Generally speaking, the market maker system appears in the new third board market with relatively low liquidity and few counterparties. The market maker system is generally friendly to companies with low liquidity, small scale and high risk. This system can generally play these roles in the trading process: improving market liquidity and enhancing its market appeal. After all, the stock is a stagnant pool. Without speculation, it will gradually become a zombie stock. Stabilize the market so that it will not fluctuate greatly. We can often find that a weak trading company is easy to rise and fall when it sells several orders or pays the bill, so the introduction of market maker system can avoid this problem. Restrain price manipulation and correct market imbalance. This kind of operation is mainly to prevent the market from suddenly buying or selling in large quantities at a certain moment, which leads to liquidity tension. To sum up, this is the market maker system in financial markets.
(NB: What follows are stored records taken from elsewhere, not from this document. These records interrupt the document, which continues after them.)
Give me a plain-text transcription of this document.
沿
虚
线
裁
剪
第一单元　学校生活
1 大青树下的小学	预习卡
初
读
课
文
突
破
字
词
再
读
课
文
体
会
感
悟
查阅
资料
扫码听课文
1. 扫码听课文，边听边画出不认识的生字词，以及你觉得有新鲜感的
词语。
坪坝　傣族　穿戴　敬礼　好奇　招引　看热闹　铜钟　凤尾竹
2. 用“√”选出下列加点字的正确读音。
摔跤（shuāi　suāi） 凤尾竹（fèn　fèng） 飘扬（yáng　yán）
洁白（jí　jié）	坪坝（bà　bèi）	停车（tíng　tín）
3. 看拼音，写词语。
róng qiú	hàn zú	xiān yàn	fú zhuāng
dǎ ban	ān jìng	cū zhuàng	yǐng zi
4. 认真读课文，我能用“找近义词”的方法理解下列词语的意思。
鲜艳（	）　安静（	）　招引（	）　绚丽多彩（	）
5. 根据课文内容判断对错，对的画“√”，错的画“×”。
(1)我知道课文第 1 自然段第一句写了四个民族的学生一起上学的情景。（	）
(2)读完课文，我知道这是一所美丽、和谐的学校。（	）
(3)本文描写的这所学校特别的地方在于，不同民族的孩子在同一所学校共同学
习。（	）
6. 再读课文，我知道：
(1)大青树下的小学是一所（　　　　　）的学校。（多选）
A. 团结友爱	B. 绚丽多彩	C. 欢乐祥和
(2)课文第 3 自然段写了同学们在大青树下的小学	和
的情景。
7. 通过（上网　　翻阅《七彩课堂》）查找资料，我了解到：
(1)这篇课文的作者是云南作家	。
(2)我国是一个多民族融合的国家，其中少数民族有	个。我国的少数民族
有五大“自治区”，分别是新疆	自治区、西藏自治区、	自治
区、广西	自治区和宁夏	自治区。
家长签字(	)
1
At present, China's securities and futures trading adopts the bidding trading system-investors transmit trading orders to the exchange through the network, and the exchange computer host matches the trading orders according to the principle of time priority and price priority to form a continuous trading price. According to the price formation mechanism in this trading mode, it can also be called an instruction-driven system. In the era when there was no computer abroad 100 years ago, it was through the traders in the trading pool that the purchase and sale orders were matched by open bidding. One obvious problem is that the efficiency of traders in processing orders is much lower than that of computers. In order to serve a large number of investors, OTC and market maker trading systems naturally came into being. Corresponding to the order-driven system, the market maker system is called the quotation-driven system. Market makers provide investors with bilateral quotations for betting transactions through the update of quotations, and guide the transaction price to change. Because this method is very similar to casino makers, some people are skeptical about the market maker system.
In financial theory, the market mechanism that implements the market maker system is called quotation-driven mechanism. Corresponding to this is the instruction-driven system, also known as the bidding trading system and the entrustment-driven system. It means that buyers and sellers send entrustment instructions to their respective brokers, and then the brokers send the instructions to the exchange. On the basis of summarizing all trading orders, the trading system of the exchange matches the transactions according to the principle of price priority and time priority, and completes the transactions. Under the order-driven system, the market price is driven by the buying and selling orders issued by investors and generated through bidding. The bidding matching method can be either the traditional public bidding method or the computer automatic matching method. The basic feature of the auction market is that the formation of securities trading prices is directly determined by buyers and sellers, and investors trade with other investors who are uncertain, rather than market makers. The flow of buying and selling orders is the fundamental driving force to promote market operation and price formation. At present, this trading system is adopted by two major domestic stock exchanges and three major futures exchanges.